Он уже понял, что перешел на «вы», но теперь поздно. Это тоже назад не отыграть.
Оскар наклоняет голову набок и берет возмутительно долгую паузу. Оскорбительно долгую.
– Я вижу, что вы исходите из неверных предпосылок, – говорит он наконец, и Ваня понимает: в том, что Оскар отвечает не на тот вопрос, который был ему задан, нет никакой случайности. Это нельзя объяснить плохим знанием языка; Оскаров русский безупречен.
Как всякий человек, привыкший действовать с позиции силы (а это, как известно, очень уязвимая позиция, требующая предельной концентрации внимания), Ваня обладает острейшим чутьем и внутри любой новорожденной, незнакомой ситуации всегда способен мгновенно оценить расклад. Расстановку и перспективы. С этой самой минуты, чувствует Ваня, Оскара уже нельзя заставить делать что-то, чего он делать не захочет. Рассказать о том, что он решил держать в секрете. Ваня знает, что именно Оскар теперь – самая зубастая рыба в этом аквариуме, и единственный возможный способ исправить положение, который может придумать Ваня, – разбить маленькую бледную Оскарову голову. Этот вариант, к сожалению, не кажется ему благоразумным.

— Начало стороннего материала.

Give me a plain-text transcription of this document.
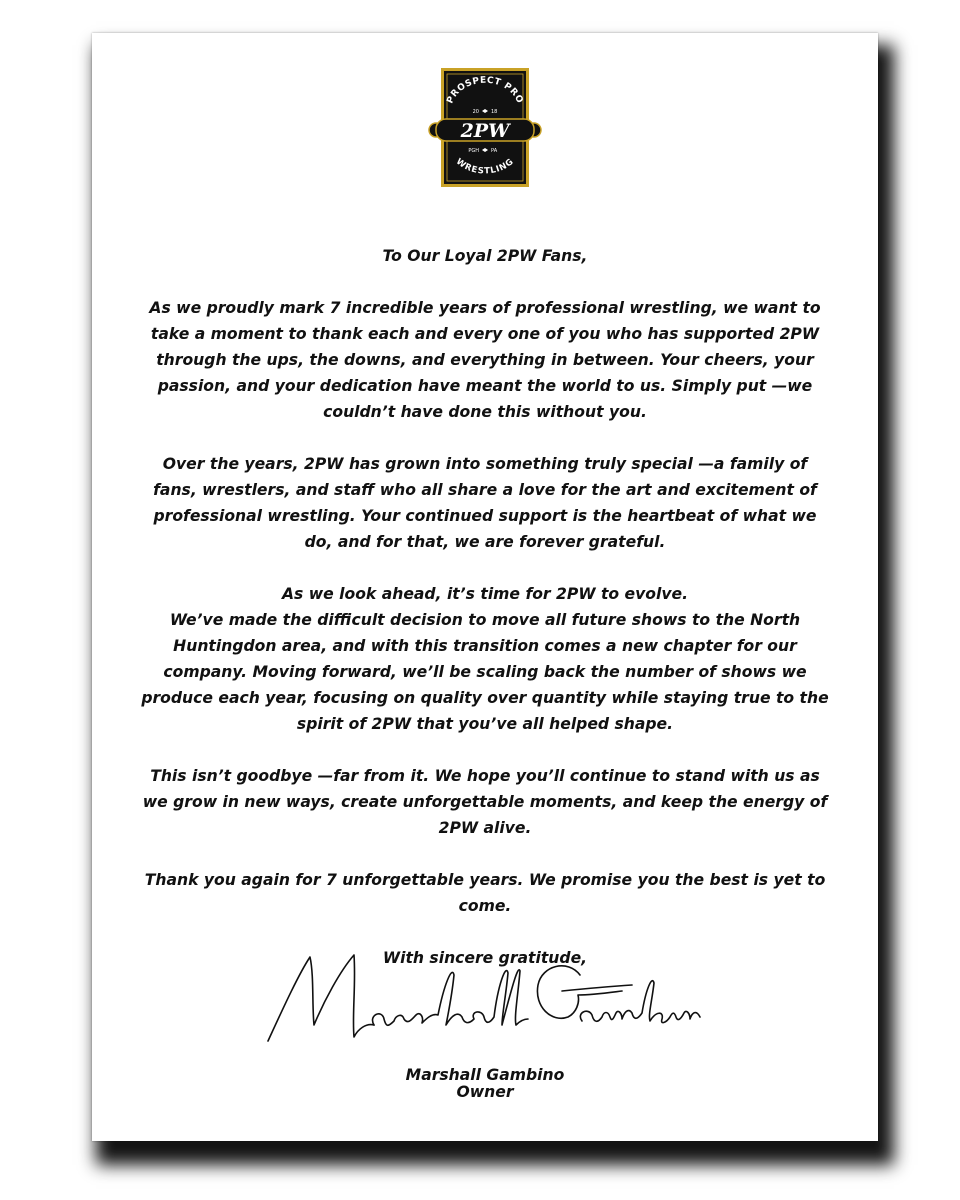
PROSPECT PRO
20 18
2PW
PGH PA
WRESTLING

To Our Loyal 2PW Fans,

As we proudly mark 7 incredible years of professional wrestling, we want to
take a moment to thank each and every one of you who has supported 2PW
through the ups, the downs, and everything in between. Your cheers, your
passion, and your dedication have meant the world to us. Simply put —we
couldn’t have done this without you.

Over the years, 2PW has grown into something truly special —a family of
fans, wrestlers, and staff who all share a love for the art and excitement of
professional wrestling. Your continued support is the heartbeat of what we
do, and for that, we are forever grateful.

As we look ahead, it’s time for 2PW to evolve.
We’ve made the difficult decision to move all future shows to the North
Huntingdon area, and with this transition comes a new chapter for our
company. Moving forward, we’ll be scaling back the number of shows we
produce each year, focusing on quality over quantity while staying true to the
spirit of 2PW that you’ve all helped shape.

This isn’t goodbye —far from it. We hope you’ll continue to stand with us as
we grow in new ways, create unforgettable moments, and keep the energy of
2PW alive.

Thank you again for 7 unforgettable years. We promise you the best is yet to
come.

With sincere gratitude,

Marshall Gambino
Owner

– Вы предположили, – продолжает тем временем заморыш, разглядывая свои ногти (и глаз ведь не поднимет, самодовольная сука, кипит Ваня), – что, если восстановить события вечера, вам удастся определить момент, когда случилось это… преступление. Но вы ошибаетесь.
– Почему же? – уязвленно спрашивает Егор. Идея восстановить события принадлежит именно ему.
– Даже если каждый из нас вспомнит точное время, когда он видел жертву в последний раз перед сном, – вежливо говорит Оскар, – это ничего не даст. Во-первых, – он вытягивает вперед голубоватый бескровный кулачок и поднимает большой палец, и в первое мгновение ошеломленному Егору это кажется глумливым неуместным жестом одобрения.
– Во-первых, – говорит Оскар, – как минимум один человек, тот, кто убил, все равно солжет. А во-вторых, – продолжает он и в этот раз распрямляет указательный палец, и тогда только Егор вспоминает наконец, что европейцы считают на пальцах иначе, чем русские.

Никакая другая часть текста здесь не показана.